If you caught the news this morning, you may have heard about the appearance of drought in North Carolina for the first time in over two years! With other notable droughts also in the news — like the one that’s impacting California, Oregon, and Washington — you also might be concerned about whether NC is going to be experiencing horrible impacts any time soon. To shed some light, we’ve written up the answers to a few common questions.
Why are we in a drought?
Precipitation over the western Piedmont has been below normal since, well, last fall. So why hasn’t this part of the state been in a drought before now? Several times during winter and spring, drought seemed on the horizon, but the impact of less precipitation never quite reached the threshold of drought before a storm system would move across the state and allay any concerns about dryness. Recently, however, this has changed.
For the past month, many sites across the state have received an inch or more below what they would normally expect for this same time of year. And in the western Piedmont, several sites are 2 inches or more below their usual for the past month. Combine this with recent heat, and it’s no surprise we’re starting to see impacts. In fact, the two-week period ending June 23 is the warmest on record for many sites across the state, with sites seeing mean temperatures as much as 7 degrees above normal for this period!
So what’s been causing these dry, hot conditions?
For the past few weeks, NC has been underneath several high pressure systems, which tend to suppress convection (think evening thunderstorms) while driving in hot air from the west or southwest. The warmer temperatures also mean more water is evaporated, and when there isn’t a lot falling in the first place, that leads to drought impacts.
Streamflow, groundwater, soil moisture levels, agricultural reports, condition-monitoring reports from CoCoRaHS, and numerous other drought indices and indicators are all suggesting drought is present in this part of the state, with abnormal dryness present elsewhere. This convergence of evidence has led to the designation of drought in the western Piedmont.
When will this end?
Unfortunately, we don’t know. Many factors determine what happens with the weather on a day-to-day basis, so predicting exactly how much rain will fall over the next few months or seasons is next to impossible. Some good news is that we’re only seeing moderate drought conditions instead of severe or extreme ones, so less precipitation is needed to alleviate those conditions. That said, we’ll still need to see normal to above normal precipitation for improvements to occur.

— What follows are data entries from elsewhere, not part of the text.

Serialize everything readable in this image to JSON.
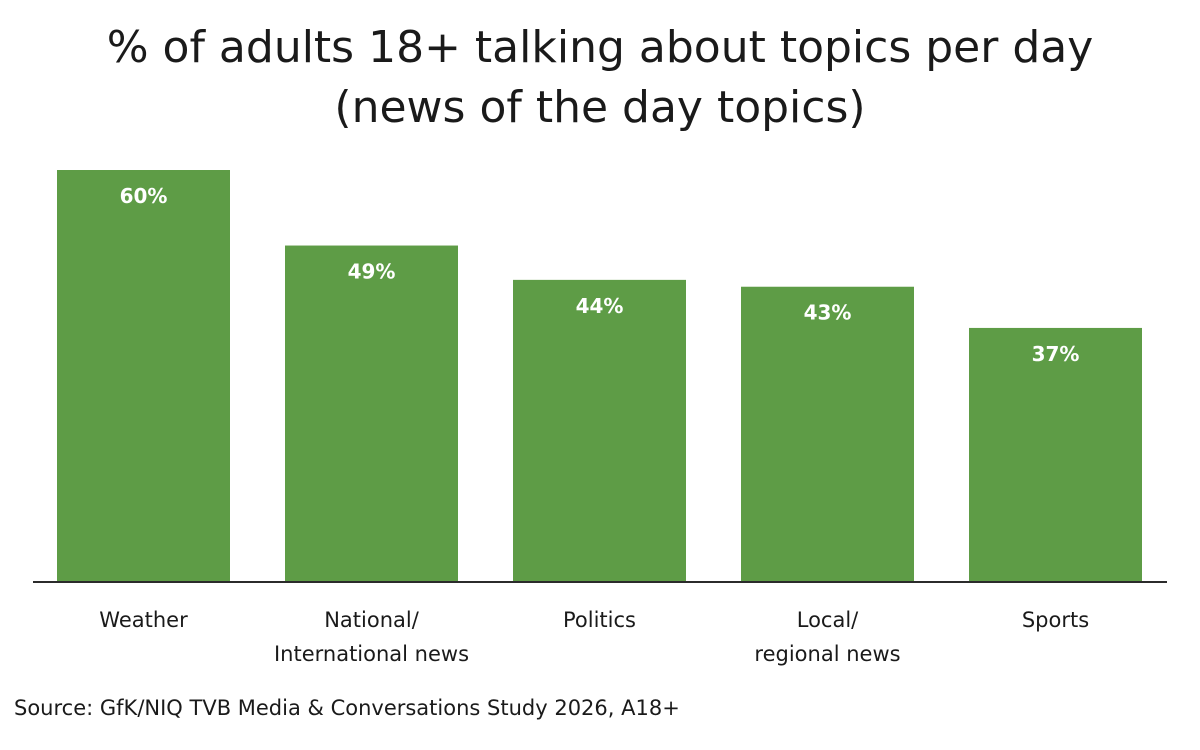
{
  "chart_data": {
    "type": "bar",
    "title_lines": [
      "% of adults 18+ talking about topics per day",
      "(news of the day topics)"
    ],
    "categories": [
      [
        "Weather"
      ],
      [
        "National/",
        "International news"
      ],
      [
        "Politics"
      ],
      [
        "Local/",
        "regional news"
      ],
      [
        "Sports"
      ]
    ],
    "values": [
      60,
      49,
      44,
      43,
      37
    ],
    "value_labels": [
      "60%",
      "49%",
      "44%",
      "43%",
      "37%"
    ],
    "ylim": [
      0,
      60
    ],
    "grid": false,
    "bar_color": "#5e9c46"
  },
  "source": "Source: GfK/NIQ TVB Media & Conversations Study 2026, A18+"
}
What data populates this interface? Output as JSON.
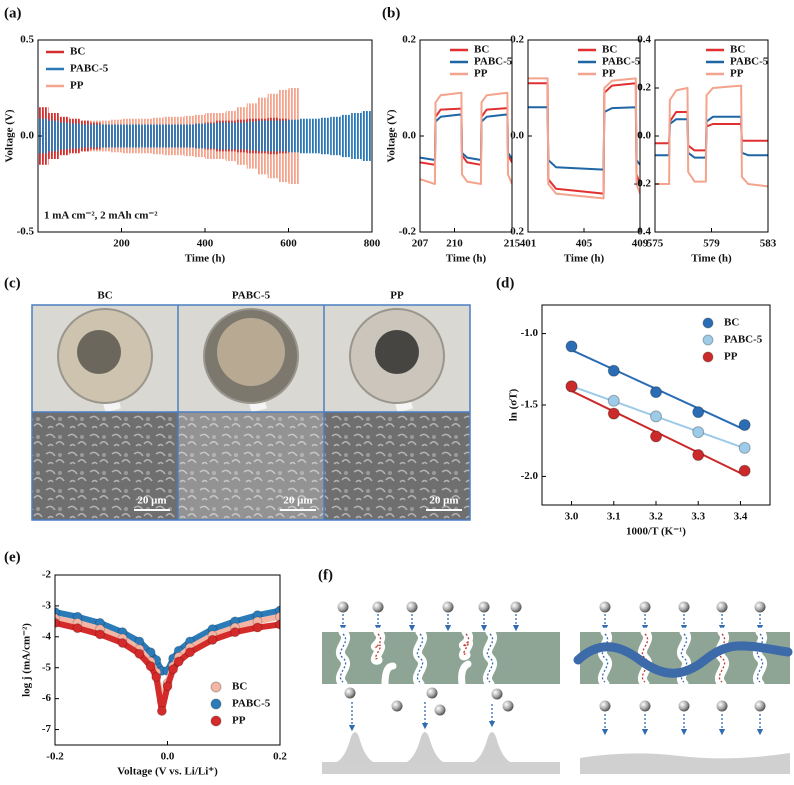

You may also be wondering about the El Niño in the Pacific and whether it will have an influence on our weather over the next couple of months. Since much of our summertime rainfall is driven by small-scale storms (those afternoon showers) rather than large-scale frontal systems, El Niño’s influence on our rainfall this time of year is small. However, it is known to suppress tropical activity due to increased wind shear over the Atlantic and Caribbean. Given that North Carolina often receives rainfall from tropical systems at least once a year (and typically in the late summer to early fall), this could mean fewer storms make it up the coast to deliver drought-alleviating rains. Of course, storms can still form, and all it takes is one storm to make a huge impact. In case you missed it, we have a recent blog post summarizing El Niño and it’s potential impacts in NC this summer.
The next week or so is predicted to be a bit on the cooler and wetter side for NC, but we don’t know how long this pattern will last. The CPC seasonal outlook for July through September is calling for a higher probability of below-normal precipitation and above-normal temperatures.
What should I do?
Whether you’re in the area of drought or not, it’s good to stay informed about the current conditions. It’s also important for everyone to know where their water comes from and their sensitivity to drought. If your water comes from a deep well, you may not be as sensitive. If it comes from a local municipality, you should pay attention to local water use plans and restrictions.
Keep in mind too that drought is a natural part of North Carolina’s climate. Just as we’ve experienced droughts and wet spells in the past, so too can we expect to experience them again in the future. We’re all in this together, so take a deep breath, relax, and maybe wait to water your plants until sunset.